Kullanmadığım otomobillere her zaman mesafeli yaklaşırım. O kadar sık tahminlerimin tersi çıktılar ki, artık kâğıt üstündeki etkileyici rakamlara ya da “çekici hatlara” aldanmamayı öğrendim.
İşte bu ihtiyata rağmen seneler önce yeni MX-5 için, kusurlarla dolu selefini test ettikten hemen sonra, “herhalde bir gün M5’in yanına alacağım otomobil bu olurdu” dedim içimden.
Pek çok şeyi aynı anda yapabilen bir makineye sahibim ama O’nun da elinden gelmeyenler var: Hafiflik, dar yollarda çeviklik, makul tüketim ve elbette üstü açık sürüş keyfi. Onlarca otomobil kullandım ama hiçbiri MX-5’lerin bana yaşattıkları kadar hafızamda yer etmedi. İnsan kendine benzeyenlerle arkadaş olur, kendine benzemeyenlere âşık olur ya, o hesap.
İlk buluşmanız, internette tanışıp fevkalade muhabbet çevirdiğiniz ama sadece yüzünün fotoğraflarını bildiğiniz ve neticede boyu ancak göğüs hizanıza gelen kızla olduğu gibi; yani hayal kırıklığı. MX-5’in koltuğunun yükseklik ayarı yok, yalnızca minderin ön kısmı bir miktar yukarı kalkıyor. Direksiyonunun da derinliği ayarlanmıyor, sadece yüksekliğine biraz müdahale edebiliyorsunuz. İdeal sürüş pozisyonu bakımından arabayı sadece onu tasarlayan 1.70’lik mogu mogu’lara uygun üretmişler ve benim gibiler MX-5’in içinde değil de daha çok ‘üstünde’ oturmak durumunda kalıyor. Bacaklarınıza gereken payı bırakabilmek için de direksiyona hep uzak kalıyorsunuz ve asla %100 hâkimiyet kuramıyorsunuz. Bu, benim bu otomobille ilgili en büyük sıkıntım.
Aynı zamanda tek sıkıntım.
İç mekân
Mazda3 ya da CX-3’e aşina olanlar MX-5’in içinde yabancılık çekmiyorlar. Yabancılık bir yana, önceki neslin derme çatma kabininden sonra buranın kalitesi beni ziyadesiyle memnun etti. Deri kaplamalar, kırmızı dikişler ve düğmelerin dokusu modern Mazda’lardan alıştığımız üst düzeyde. Her şeyden önemlisi, araba hafif olsun diye yeni nesil teknolojilerden mahrum bırakılmamış: Power donanımda dokunmatik ekran (6 km/s’ye kadar), navigasyon, şerit takip, anahtarsız giriş ve çalıştırma, harikulade BOSE ses sistemi, LED farlar; hepsi standart.
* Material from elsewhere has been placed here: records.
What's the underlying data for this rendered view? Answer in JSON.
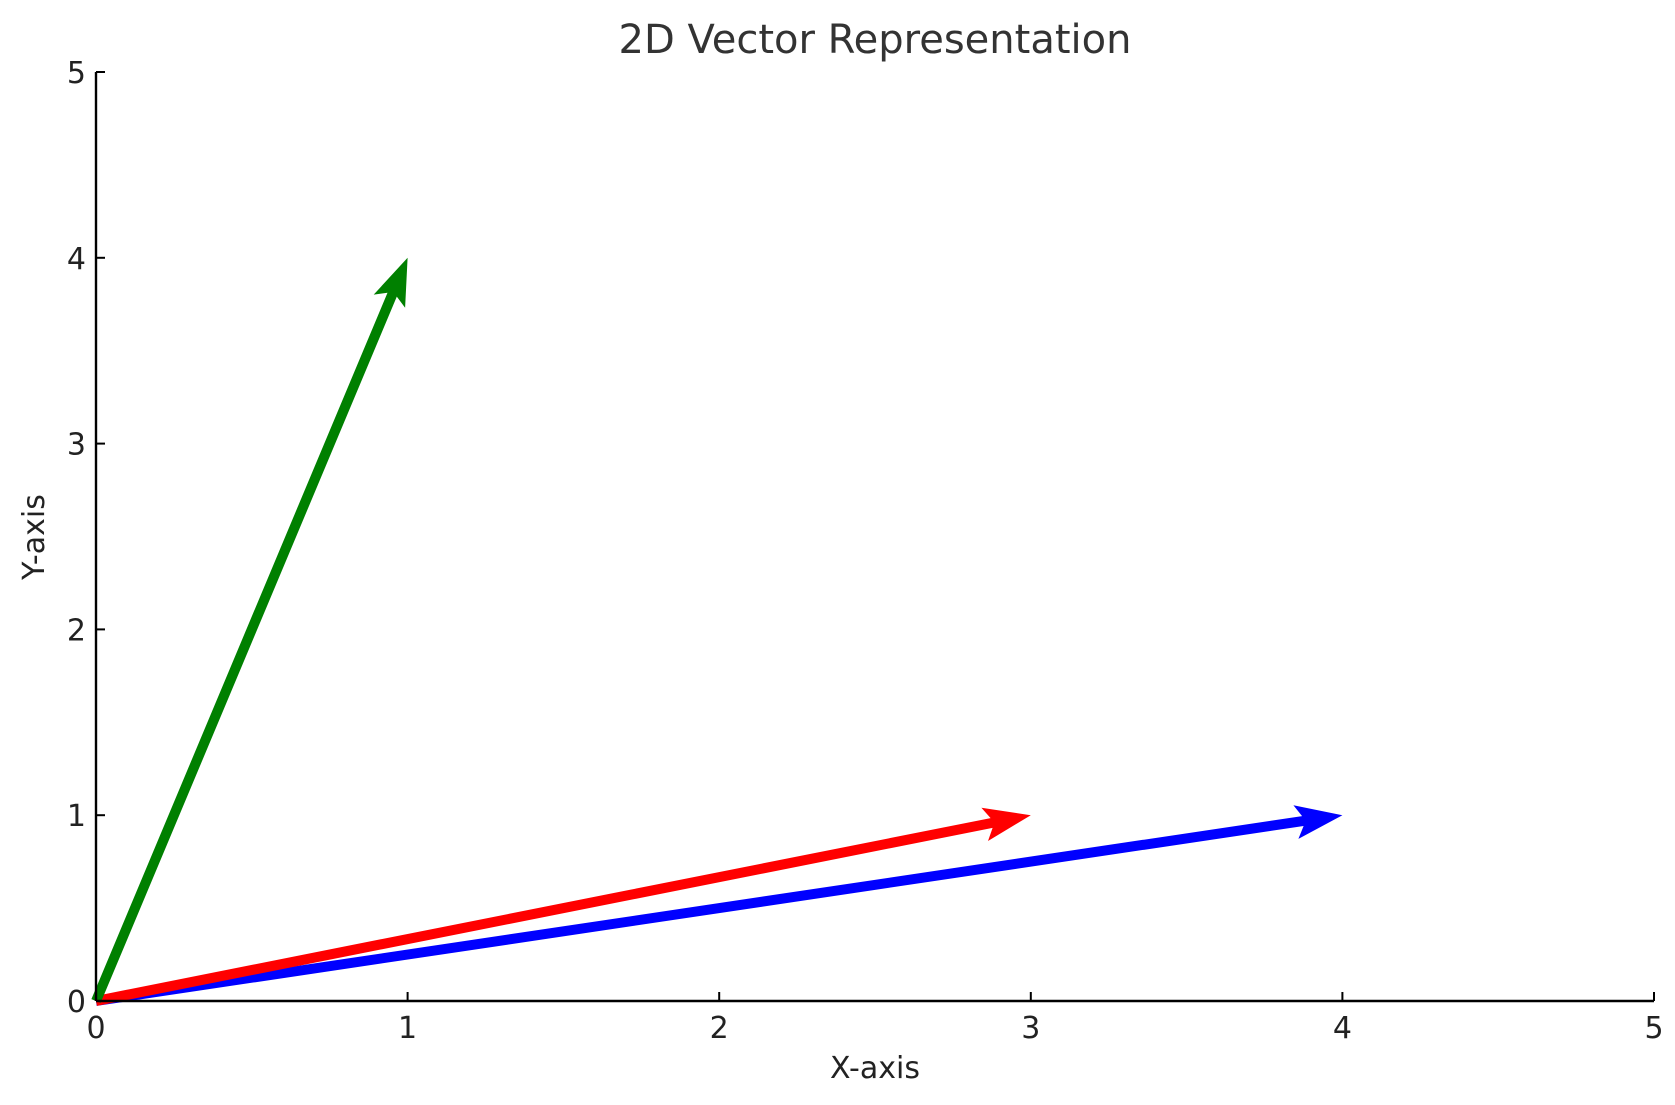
{
  "chart_data": {
    "type": "quiver",
    "title": "2D Vector Representation",
    "xlabel": "X-axis",
    "ylabel": "Y-axis",
    "xlim": [
      0,
      5
    ],
    "ylim": [
      0,
      5
    ],
    "xticks": [
      "0",
      "1",
      "2",
      "3",
      "4",
      "5"
    ],
    "yticks": [
      "0",
      "1",
      "2",
      "3",
      "4",
      "5"
    ],
    "grid": false,
    "vectors": [
      {
        "origin": [
          0,
          0
        ],
        "end": [
          4,
          1
        ],
        "color": "#0000ff"
      },
      {
        "origin": [
          0,
          0
        ],
        "end": [
          3,
          1
        ],
        "color": "#ff0000"
      },
      {
        "origin": [
          0,
          0
        ],
        "end": [
          1,
          4
        ],
        "color": "#008000"
      }
    ]
  }
}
Biraz roadster’ların yapısal gereksinimlerinden, biraz da hafiflik hedeflerinden ötürü yer yer kusurlar mevcut: Orta ekranın vitesin arkasında bulunan kumandası elinizin gerisinde kalıyor, güneşlikler Tahtakale işi, kadran sıfırlama çubuğu çıtkırıldım, torpido gözü yok ve tavanın arka cam rezistansına ait kabloları açıkta duruyor. Bunlar arasından günlük hayatta (evet bu arabayı günlük kullanabilirsiniz) sizi gerçekten zora sokacak olan torpido; onu bertaraf etmek için de koltukların hem arkasına, hem de ortasına geniş gözler yerleştirilmiş.
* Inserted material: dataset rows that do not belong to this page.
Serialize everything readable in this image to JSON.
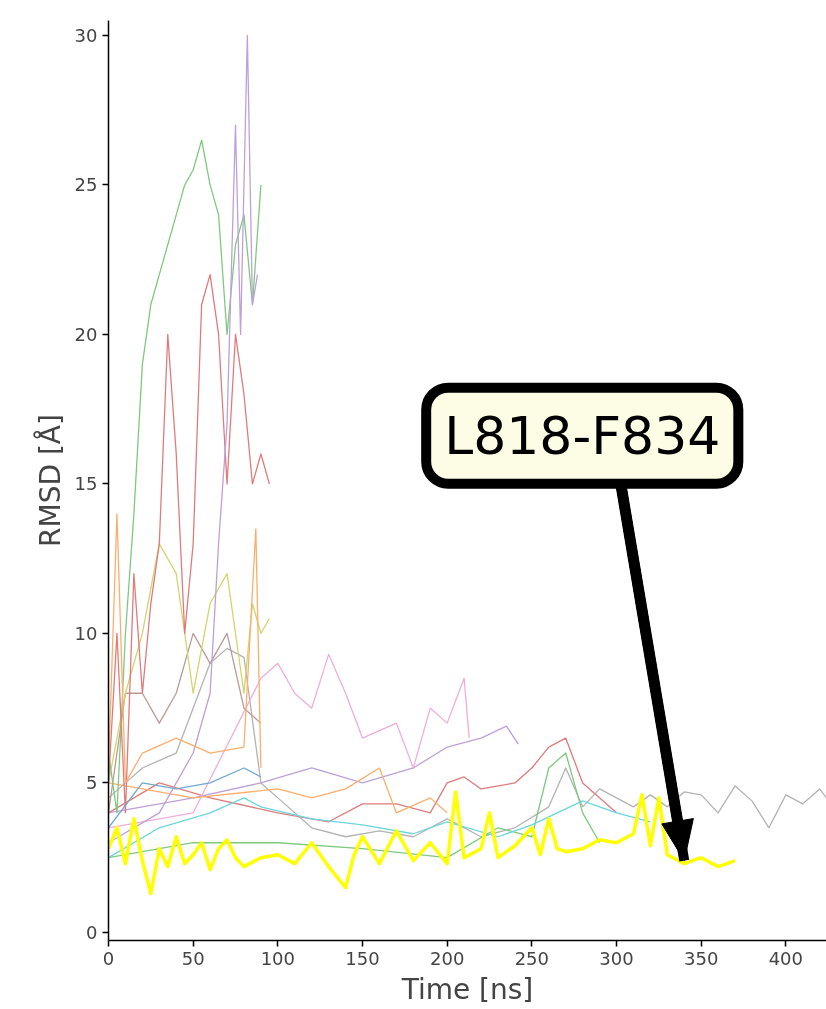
{
  "chart_data": {
    "type": "line",
    "xlabel": "Time [ns]",
    "ylabel": "RMSD [Å]",
    "xlim": [
      0,
      424
    ],
    "ylim": [
      -0.27,
      30.5
    ],
    "xticks": [
      0,
      50,
      100,
      150,
      200,
      250,
      300,
      350,
      400
    ],
    "yticks": [
      0,
      5,
      10,
      15,
      20,
      25,
      30
    ],
    "grid": false,
    "marker": "none",
    "line_style": "solid",
    "annotations": [
      {
        "text": "L818-F834",
        "x": 340,
        "y": 2.4
      }
    ],
    "series": [
      {
        "color": "#b3b3b3",
        "x": [
          0,
          20,
          40,
          60,
          70,
          80,
          90,
          100,
          120,
          140,
          160,
          180,
          200,
          220,
          240,
          260,
          270,
          280,
          290,
          300,
          310,
          320,
          330,
          340,
          350,
          360,
          370,
          380,
          390,
          400,
          410,
          420,
          424
        ],
        "values": [
          4.5,
          5.5,
          6,
          9,
          9.5,
          9.2,
          5,
          4.5,
          3.5,
          3.2,
          3.4,
          3.2,
          3.8,
          3.2,
          3.5,
          4.2,
          5.5,
          4.2,
          4.8,
          4.5,
          4.2,
          4.6,
          4.2,
          4.7,
          4.6,
          4.0,
          4.9,
          4.4,
          3.5,
          4.6,
          4.3,
          4.8,
          4.5
        ]
      },
      {
        "color": "#7fc97f",
        "x": [
          0,
          50,
          100,
          150,
          200,
          230,
          250,
          260,
          270,
          280,
          290
        ],
        "values": [
          2.5,
          3,
          3,
          2.8,
          2.5,
          3.5,
          3.2,
          5.5,
          6,
          4,
          3
        ]
      },
      {
        "color": "#e07b7b",
        "x": [
          0,
          30,
          60,
          100,
          130,
          150,
          170,
          190,
          200,
          210,
          220,
          240,
          250,
          260,
          270,
          280,
          300
        ],
        "values": [
          4,
          5,
          4.5,
          4,
          3.7,
          4.3,
          4.3,
          4,
          5,
          5.2,
          4.8,
          5,
          5.5,
          6.2,
          6.5,
          5,
          4
        ]
      },
      {
        "color": "#bea0d8",
        "x": [
          0,
          50,
          90,
          120,
          150,
          180,
          200,
          220,
          235,
          242
        ],
        "values": [
          4,
          4.5,
          5,
          5.5,
          5,
          5.5,
          6.2,
          6.5,
          6.9,
          6.3
        ]
      },
      {
        "color": "#efaedc",
        "x": [
          0,
          50,
          90,
          100,
          110,
          120,
          130,
          140,
          150,
          170,
          180,
          190,
          200,
          210,
          213
        ],
        "values": [
          3.5,
          4,
          8.5,
          9,
          8,
          7.5,
          9.3,
          8,
          6.5,
          7,
          5.5,
          7.5,
          7,
          8.5,
          6.5
        ]
      },
      {
        "color": "#fdae6b",
        "x": [
          0,
          50,
          100,
          120,
          140,
          160,
          170,
          190,
          200
        ],
        "values": [
          5,
          4.5,
          4.8,
          4.5,
          4.8,
          5.5,
          4,
          4.5,
          4
        ]
      },
      {
        "color": "#bc9a94",
        "x": [
          0,
          10,
          20,
          30,
          40,
          50,
          60,
          70,
          80,
          90
        ],
        "values": [
          4,
          8,
          8,
          7,
          8,
          10,
          9,
          10,
          7.5,
          7
        ]
      },
      {
        "color": "#d4d46e",
        "x": [
          0,
          10,
          20,
          30,
          40,
          50,
          60,
          70,
          80,
          85,
          90,
          95
        ],
        "values": [
          5,
          8,
          10,
          13,
          12,
          8,
          11,
          12,
          8,
          11,
          10,
          10.5
        ]
      },
      {
        "color": "#7fc97f",
        "x": [
          0,
          5,
          10,
          15,
          20,
          25,
          30,
          35,
          40,
          45,
          50,
          55,
          60,
          65,
          70,
          75,
          80,
          85,
          90
        ],
        "values": [
          6,
          4,
          10,
          14,
          19,
          21,
          22,
          23,
          24,
          25,
          25.5,
          26.5,
          25,
          24,
          20,
          23,
          24,
          21,
          25
        ]
      },
      {
        "color": "#e07b7b",
        "x": [
          0,
          5,
          10,
          15,
          20,
          25,
          30,
          35,
          40,
          45,
          50,
          55,
          60,
          65,
          70,
          75,
          80,
          85,
          90,
          95
        ],
        "values": [
          5,
          10,
          4,
          12,
          8,
          11,
          13,
          20,
          16,
          10,
          13,
          21,
          22,
          20,
          15,
          20,
          18,
          15,
          16,
          15
        ]
      },
      {
        "color": "#bea0d8",
        "x": [
          0,
          30,
          50,
          60,
          65,
          70,
          75,
          78,
          82,
          85,
          88
        ],
        "values": [
          3,
          4,
          6,
          8,
          13,
          17,
          27,
          20,
          30,
          21,
          22
        ]
      },
      {
        "color": "#fdae6b",
        "x": [
          0,
          5,
          10,
          20,
          40,
          60,
          80,
          87,
          90
        ],
        "values": [
          5.5,
          14,
          5,
          6,
          6.5,
          6,
          6.2,
          13.5,
          5.5
        ]
      },
      {
        "color": "#74a9cf",
        "x": [
          0,
          20,
          40,
          60,
          80,
          90
        ],
        "values": [
          3.5,
          5,
          4.8,
          5,
          5.5,
          5.2
        ]
      },
      {
        "color": "#6bd6e0",
        "x": [
          0,
          30,
          60,
          80,
          90,
          120,
          150,
          180,
          200,
          230,
          250,
          280,
          300,
          320
        ],
        "values": [
          2.5,
          3.5,
          4,
          4.5,
          4.2,
          3.8,
          3.6,
          3.3,
          3.7,
          3.2,
          3.6,
          4.4,
          4,
          3.7
        ]
      },
      {
        "color": "#ffff00",
        "x": [
          0,
          5,
          10,
          15,
          20,
          25,
          30,
          35,
          40,
          45,
          50,
          55,
          60,
          65,
          70,
          75,
          80,
          90,
          100,
          110,
          120,
          130,
          140,
          145,
          150,
          160,
          170,
          180,
          190,
          200,
          205,
          210,
          220,
          225,
          230,
          240,
          250,
          255,
          260,
          265,
          270,
          280,
          290,
          300,
          310,
          315,
          320,
          325,
          330,
          340,
          350,
          360,
          370
        ],
        "values": [
          2.8,
          3.5,
          2.3,
          3.8,
          2.4,
          1.3,
          2.8,
          2.2,
          3.2,
          2.3,
          2.6,
          3.0,
          2.1,
          2.8,
          3.1,
          2.5,
          2.2,
          2.5,
          2.6,
          2.3,
          3.0,
          2.2,
          1.5,
          2.6,
          3.2,
          2.3,
          3.4,
          2.4,
          3.0,
          2.3,
          4.7,
          2.5,
          2.8,
          4.0,
          2.5,
          2.9,
          3.5,
          2.6,
          3.8,
          2.8,
          2.7,
          2.8,
          3.1,
          3.0,
          3.3,
          4.6,
          2.9,
          4.5,
          2.6,
          2.3,
          2.5,
          2.2,
          2.4
        ]
      }
    ]
  }
}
Peki ya tavan? Kumaş, hafif ve basit; yani tam olması gerektiği gibi. İlk kez binen biri bile birkaç saniye içinde açıp kapatabiliyor ve bunu hareket halinde yapabiliyor.
Konfor
Test sürüşünü ancak rüyalarımızda görebileceğimiz güzellikte bir manzara eşliğinde ve ancak ayda görebileceğimiz derinlikte kraterler üstünde gerçekleştirdik. İstanbul’da bile böylesine hunhar çukurlara nadiren rastlıyoruz, dolayısıyla süspansiyonların farklı koşullarda yapabildikleri konusunda kafamda soru işareti bulunmuyor.
Değil bir spor otomobil, herhangi bir binek araca göre bile değerlendirdiğinizde MX-5 uzun zamandır karşılaştığımız toleransı en yüksek makinelerden biri. Ancak bu sonsuz bir yumuşaklıktan ileri gelmiyor.
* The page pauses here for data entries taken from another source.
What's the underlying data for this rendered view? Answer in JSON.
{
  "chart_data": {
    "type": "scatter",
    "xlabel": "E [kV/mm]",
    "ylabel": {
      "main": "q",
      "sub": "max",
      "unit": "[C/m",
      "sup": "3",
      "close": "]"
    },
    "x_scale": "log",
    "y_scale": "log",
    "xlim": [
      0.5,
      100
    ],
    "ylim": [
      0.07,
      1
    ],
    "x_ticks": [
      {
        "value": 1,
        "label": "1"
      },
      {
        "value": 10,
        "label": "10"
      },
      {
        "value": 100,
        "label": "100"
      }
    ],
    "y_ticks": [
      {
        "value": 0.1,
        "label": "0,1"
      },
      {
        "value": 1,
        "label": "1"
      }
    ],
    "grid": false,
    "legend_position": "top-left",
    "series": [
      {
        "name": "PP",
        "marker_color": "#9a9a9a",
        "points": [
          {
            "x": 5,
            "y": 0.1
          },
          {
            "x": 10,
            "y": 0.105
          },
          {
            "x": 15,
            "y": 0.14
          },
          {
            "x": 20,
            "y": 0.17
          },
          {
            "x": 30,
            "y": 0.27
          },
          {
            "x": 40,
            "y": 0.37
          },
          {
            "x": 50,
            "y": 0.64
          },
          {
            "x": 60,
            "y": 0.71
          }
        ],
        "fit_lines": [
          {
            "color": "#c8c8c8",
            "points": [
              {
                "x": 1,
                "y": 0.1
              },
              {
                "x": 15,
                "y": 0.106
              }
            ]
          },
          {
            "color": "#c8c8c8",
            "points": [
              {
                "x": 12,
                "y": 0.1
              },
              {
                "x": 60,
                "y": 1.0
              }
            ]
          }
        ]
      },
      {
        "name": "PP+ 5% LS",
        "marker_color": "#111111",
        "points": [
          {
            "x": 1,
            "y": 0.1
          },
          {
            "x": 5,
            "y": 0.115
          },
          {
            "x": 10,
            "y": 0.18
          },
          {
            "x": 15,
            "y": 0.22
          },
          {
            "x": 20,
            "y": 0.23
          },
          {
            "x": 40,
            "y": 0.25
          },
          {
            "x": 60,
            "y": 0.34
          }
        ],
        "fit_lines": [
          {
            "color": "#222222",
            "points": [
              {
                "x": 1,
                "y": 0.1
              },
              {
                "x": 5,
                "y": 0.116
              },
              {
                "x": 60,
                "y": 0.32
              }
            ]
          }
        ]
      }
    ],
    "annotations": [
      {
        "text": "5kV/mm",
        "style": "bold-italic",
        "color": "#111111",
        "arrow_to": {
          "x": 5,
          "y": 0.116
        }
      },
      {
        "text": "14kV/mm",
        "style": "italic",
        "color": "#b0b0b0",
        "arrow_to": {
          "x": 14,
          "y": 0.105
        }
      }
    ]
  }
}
Önce sıradan bir çukurdan geçiyorsunuz, “iyiymiş” diyorsunuz. Daha derinine giriyorsunuz, “vay be” diyorsunuz. Sonra gazlarken, varlığından bihaber olduğunuz insafsız bir tanesiyle karşılaşıyor ve içine dalmadan evvel dua etmeye başlıyorsunuz. Çıktıktan sonraysa, az önce olanlara inanamıyorsunuz.
İşin sırrı hafiflik: 1 tonluk gövdesiyle MX-5 düştüğü hemen her yerden aynı esneklikle çıkmayı beceriyor. Güzergahın çok dar bir bölümünde, tam viraj arkasında beyaz bir Şahin’le karşılaştım. İkimiz de yana kaçtıysak da, benim sağ arka tekerleğim yolun dışına “düşmek” durumunda kaldı. İçim cız etti, en iyi ihtimalle lastik patladı dedim. İleride müsait bir yerde inip baktım, hiçbir şey yoktu. Daha yakından baktım; bir balon, çizik, herhangi bir darbe… Hiçbir şey.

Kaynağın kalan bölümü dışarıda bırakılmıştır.